Saturday, December 3, 2011

Marvel Cancellations: Smart Business or Proof of Insanity?

It has been widely speculated how Marvel would respond to DC's New 52, especially with DC dominating media attention and market share in the last three months. Would they do a "revamp" of their line as well? Would they try to use their new parent company to gain a wider audience? Would they keep calm and carry on? We may now have our answer with recent announcements that Marvel is canceling several of their lowest selling series, yet offering just as many issues as last year.  Instead of offering a wider variety of titles to appeal to more readers, Marvel's (continued) strategy will focus on "double shipping" their flagship character titles each month, forcing loyal customers to spend more and make up for Marvel's loss in short term sales.

As of late, I've found it hard to find the time to write about comics. I have been reading plenty, but few subjects seemed pressing enough to motivate me to make the time to voice my opinion. The month of October I failed to make Halloween costume suggestions or spooky reading recommendations, and come November, my lack of writing had become habit. It's unfortunate, but this recent change was the motivation I needed to get back on schedule and talk comics. I just wish it was something fantastically positive rather than a shitty marketing change that has me talking.
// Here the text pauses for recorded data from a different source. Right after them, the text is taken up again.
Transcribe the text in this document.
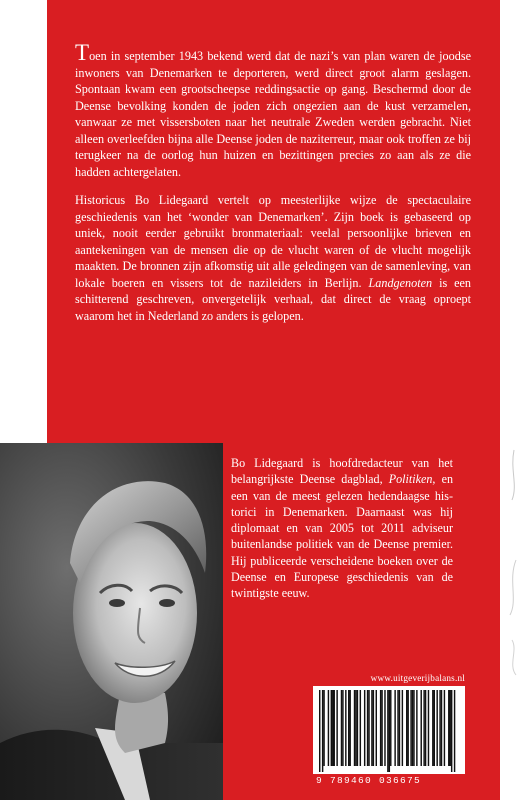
Toen in september 1943 bekend werd dat de nazi’s van plan waren de joodse inwoners van Denemarken te deporteren, werd direct groot alarm geslagen. Spontaan kwam een grootscheepse reddingsactie op gang. Beschermd door de Deense bevolking konden de joden zich ongezien aan de kust verzamelen, vanwaar ze met vissersboten naar het neutrale Zweden werden gebracht. Niet alleen overleefden bijna alle Deense joden de naziterreur, maar ook troffen ze bij terugkeer na de oorlog hun huizen en bezittingen precies zo aan als ze die hadden achtergelaten.

Historicus Bo Lidegaard vertelt op meesterlijke wijze de spectaculaire geschiedenis van het ‘wonder van Denemarken’. Zijn boek is gebaseerd op uniek, nooit eerder gebruikt bronmateriaal: veelal persoonlijke brieven en aantekeningen van de mensen die op de vlucht waren of de vlucht mogelijk maakten. De bronnen zijn afkomstig uit alle geledingen van de samenleving, van lokale boeren en vissers tot de nazileiders in Berlijn. Landgenoten is een schitterend geschreven, onvergetelijk verhaal, dat direct de vraag oproept waarom het in Nederland zo anders is gelopen.

Bo Lidegaard is hoofdredacteur van het belangrijkste Deense dagblad, Politiken, en een van de meest gelezen hedendaagse historici in Denemarken. Daarnaast was hij diplomaat en van 2005 tot 2011 adviseur buitenlandse politiek van de Deense premier. Hij publiceerde verscheidene boeken over de Deense en Europese geschiedenis van de twintigste eeuw.

www.uitgeverijbalans.nl
9 789460 036675
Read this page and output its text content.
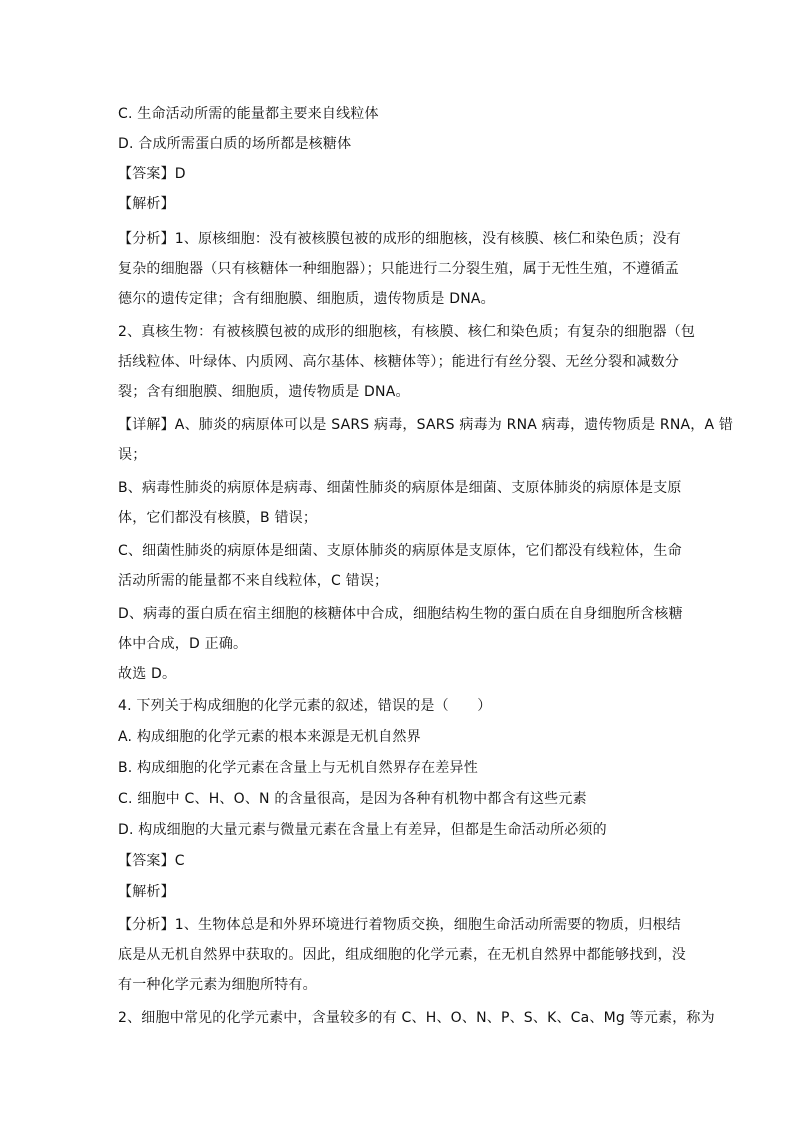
C. 生命活动所需的能量都主要来自线粒体
D. 合成所需蛋白质的场所都是核糖体
【答案】D
【解析】
【分析】1、原核细胞：没有被核膜包被的成形的细胞核，没有核膜、核仁和染色质；没有
复杂的细胞器（只有核糖体一种细胞器）；只能进行二分裂生殖，属于无性生殖，不遵循孟
德尔的遗传定律；含有细胞膜、细胞质，遗传物质是 DNA。
2、真核生物：有被核膜包被的成形的细胞核，有核膜、核仁和染色质；有复杂的细胞器（包
括线粒体、叶绿体、内质网、高尔基体、核糖体等）；能进行有丝分裂、无丝分裂和减数分
裂；含有细胞膜、细胞质，遗传物质是 DNA。
【详解】A、肺炎的病原体可以是 SARS 病毒，SARS 病毒为 RNA 病毒，遗传物质是 RNA，A 错
误；
B、病毒性肺炎的病原体是病毒、细菌性肺炎的病原体是细菌、支原体肺炎的病原体是支原
体，它们都没有核膜，B 错误；
C、细菌性肺炎的病原体是细菌、支原体肺炎的病原体是支原体，它们都没有线粒体，生命
活动所需的能量都不来自线粒体，C 错误；
D、病毒的蛋白质在宿主细胞的核糖体中合成，细胞结构生物的蛋白质在自身细胞所含核糖
体中合成，D 正确。
故选 D。
4. 下列关于构成细胞的化学元素的叙述，错误的是（　　）
A. 构成细胞的化学元素的根本来源是无机自然界
B. 构成细胞的化学元素在含量上与无机自然界存在差异性
C. 细胞中 C、H、O、N 的含量很高，是因为各种有机物中都含有这些元素
D. 构成细胞的大量元素与微量元素在含量上有差异，但都是生命活动所必须的
【答案】C
【解析】
【分析】1、生物体总是和外界环境进行着物质交换，细胞生命活动所需要的物质，归根结
底是从无机自然界中获取的。因此，组成细胞的化学元素，在无机自然界中都能够找到，没
有一种化学元素为细胞所特有。
2、细胞中常见的化学元素中，含量较多的有 C、H、O、N、P、S、K、Ca、Mg 等元素，称为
The (un)official announcements were made several weeks ago, but now with February's solicitations set, it is confirmed that X-23, Ghost Rider, Daken: Dark Wolverine and Black Panther: The Man Without Fear have all been canceled. PunisherMAX will also be "ending" as opposed to getting canceled. Marvel has no official press release regarding these cancellations and most fans found out following sad tweets from the book's creators. I'm assuming Marvel failed to bring attention to these cancellations  because the headline would read something like this:

"Marvel to Cancel Female / Black / Bisexual Superhero Titles"

That's one way to read the news, right? X-23 and Ghost Rider are the only current ongoing female headlined superhero titles. Daken is the only headlining character that could be described as "not entirely straight", and Black Panther certainly isn't the only black character, but he's only one of two with his own title (Miles Morales has very recently joined those ranks). So for those keeping score, of Marvel's solo superhero titles to be released after the cancellation of these titles:

18 = White Male Dudes
0 = Women
1 = Minority
(and even that title, Ultimate Spider-Man, won't see a release in the month of February)

Marvel does have three titles headlined by female characters, but none of them are in the capes crowd with Dorothy and the Wizard in Oz, Anita Blake: Circus of the Damned - The Scoundrel, and Northanger Abbey. I guess Marvel does have a place for female characters, and that's in the adaptations of other works. The majority of Marvel's titles are team books / minis (they add up to around 20 releases for February), and female and minority characters do show up in these, but with the almost always guaranteed white straight male majority.

Two observations here: one, this doesn't reflect the real world. Two, this doesn't even reflect the readership. Instead of doing something risky like, I don't know, investing advertising and making it a priority to increase readership for these lesser-read titles, Marvel has made it clear that they are abandoning the readers on their fringe. The ones that look at the shelves in the comic book store and don't see themselves reflected on the covers of these books. The sales don't lie, they should cater to the loyal throngs of readers picking up three different ongoing Captain America titles, right? If short term sales are their only goal then yes, Marvel is doing exactly what they should. Trimming the fat and making a leaner line of books that produce more of "what sells" would seem smart, only they don't have anything to gain. This is all about maintaining the status quo, not expanding readership. Much of what I am saying could also refer to the "New 52" as DC has not shied away from stating that males age 12-30 are their target audience (not sure who else would buy Catwoman these days), but hey at least they have something to offer me as a reader with Wonder Woman, Batgirl, and Batwoman. I happen to like male superheroes, too, but the comic book market is not in short order of readers like me. I already buy what they are making. If Marvel and DC have any hopes for the long term health of the market, they have to start making comics that appeal to the people that aren't buying their books already instead of trying to get their current readers to buy more, or bringing in "lapsed" readers.  Creating books featuring more females, minorities, and just plain different characters is a start. Until then, Marvel is just reinforcing the view that heroes may come in all shapes, sizes, colors, or creeds, but they are only interested in telling the stories of one kind of hero.